Als er seinen Kaffee ausgetrunken hatte, bog er nach rechts in die erste Halle und fand dort nur Obst, Gemüse und Fleischstände vor, ein Gewirr von Stimmen und Gerüchen. Es wurden Waren angeboten, die er noch nie zuvor gesehen, geschweige denn gegessen hatte. Er vernahm ein buntes, herrliches Treiben, ohne jede Hektik oder Aufgeregtheit, das genaue Gegenteil von ihm zu Hause. Dann betrachtete er die ausgelegten Waren und schlenderte von Stand zu Stand. Als er einmal rundherum gegangen war, ging er in die gegenüberliegende Halle. Dort wurde nur Fisch angeboten. Es war eine unglaubliche Vielfalt, die er so auch noch nie gesehen hatte. Er drehte ganz langsam Runde um Runde, um nur ja nicht einen Stand zu verpassen. Es war aufregend und spannend. Nachdem er alles in den Hallen gesehen hatte, ging er wieder nach draußen, setzte sich in die Sonne und bestellte sich einen Kaffee, sowie einen großen Becher Eis mit Sahne. Als er alles in Ruhe genossen hatte und mit allem fertig war, begab er sich auf die Rückseite der Hallen, wo Einheimische aus ihren Privatgärten Obst, Gemüse und Kräuter anboten. Er durfte hier und da etwas kosten und es war die reinste Gaumenfreude. Auch Gewürze wurden angeboten. Leider standen ganz viele Wörter, die auf den Schildern geschrieben waren, nicht in seinem kleinen Lexikon, so dass er nur riechen oder schmecken konnte. Das Angebot war gigantisch. Ganz am Ende der Marktstände war ein Stand, dessen Verkäuferin eine ältere Frau war. Ihr Alter war für Paul nicht zu schätzen, da ihre Haut von der Sonne ganz braun gebrannt und runzelig war. Sie konnte fünfzig Jahre alt sein, aber auch fünfundsiebzig. Das Geschäft schien bei ihr an diesem Markttag nicht zu florieren, da die Stände vor ihr ziemlich leer gekauft waren. Paul entschied sich, sechs frische Orangen bei ihr zu kaufen.

Die Verkäuferin und er schauten sich an und er konnte sich an ihr nicht satt sehen. Es quoll so viel Liebe und Güte aus ihren Augen, die ihn magisch anzogen. Sie lächelten sich zu und er ging Richtung Halleneingänge.
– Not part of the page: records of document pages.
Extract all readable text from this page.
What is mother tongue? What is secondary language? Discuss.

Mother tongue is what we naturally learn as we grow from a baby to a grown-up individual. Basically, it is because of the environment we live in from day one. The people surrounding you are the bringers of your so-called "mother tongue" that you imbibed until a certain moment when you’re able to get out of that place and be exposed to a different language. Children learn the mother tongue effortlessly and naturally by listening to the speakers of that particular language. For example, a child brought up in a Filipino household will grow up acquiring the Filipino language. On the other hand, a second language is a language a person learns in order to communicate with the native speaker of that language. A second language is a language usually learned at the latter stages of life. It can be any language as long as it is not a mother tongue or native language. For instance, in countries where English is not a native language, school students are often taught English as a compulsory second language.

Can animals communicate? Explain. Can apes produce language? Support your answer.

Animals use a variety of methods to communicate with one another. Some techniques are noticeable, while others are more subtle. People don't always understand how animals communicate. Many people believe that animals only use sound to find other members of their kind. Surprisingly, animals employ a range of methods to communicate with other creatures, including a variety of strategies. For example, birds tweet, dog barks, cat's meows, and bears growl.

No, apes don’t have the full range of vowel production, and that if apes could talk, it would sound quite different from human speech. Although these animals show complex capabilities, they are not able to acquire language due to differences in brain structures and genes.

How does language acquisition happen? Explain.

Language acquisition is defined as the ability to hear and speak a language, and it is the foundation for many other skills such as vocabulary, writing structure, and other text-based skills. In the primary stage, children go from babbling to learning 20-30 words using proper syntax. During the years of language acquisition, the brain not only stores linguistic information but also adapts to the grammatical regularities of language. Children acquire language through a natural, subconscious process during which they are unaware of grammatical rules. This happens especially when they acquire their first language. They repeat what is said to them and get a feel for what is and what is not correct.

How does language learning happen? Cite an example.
Auf dem Weg dorthin sah er einen Blumenstand, der nicht nur einzelne Blüten verkaufte, sondern auch farblich wunderbar zusammengestellte Sträuße. Einen davon erwarb er und ging zurück zu der alten Verkäuferin. Sie bediente gerade ein junges Pärchen. Als dieses gegangen war, überreichte er ihr den soeben gekauften Strauß. Erst kniff sie die Augen zusammen und musterte Paul von oben bis unten, nach dem Motto „Was soll das?“ Er ermutigte sie, sein Geschenk anzunehmen. Sie zögerte noch, aber dann sah er, wie ihr eine Träne die Wange runterlief. Er lächelte sie an und verabschiedete sich. Ihm kam der Gedanke: Wann hatte diese Frau zuletzt von jemandem einen Blumenstrauß bekommen? Vielleicht war das schon viele Jahre her.

So einen schönen Tag, mit derart viel Freude und vielen Erlebnissen, hatte er lange nicht mehr gehabt. Sein Tag war gelaufen und er hatte auch das Gefühl, einen Menschen glücklich gemacht zu haben.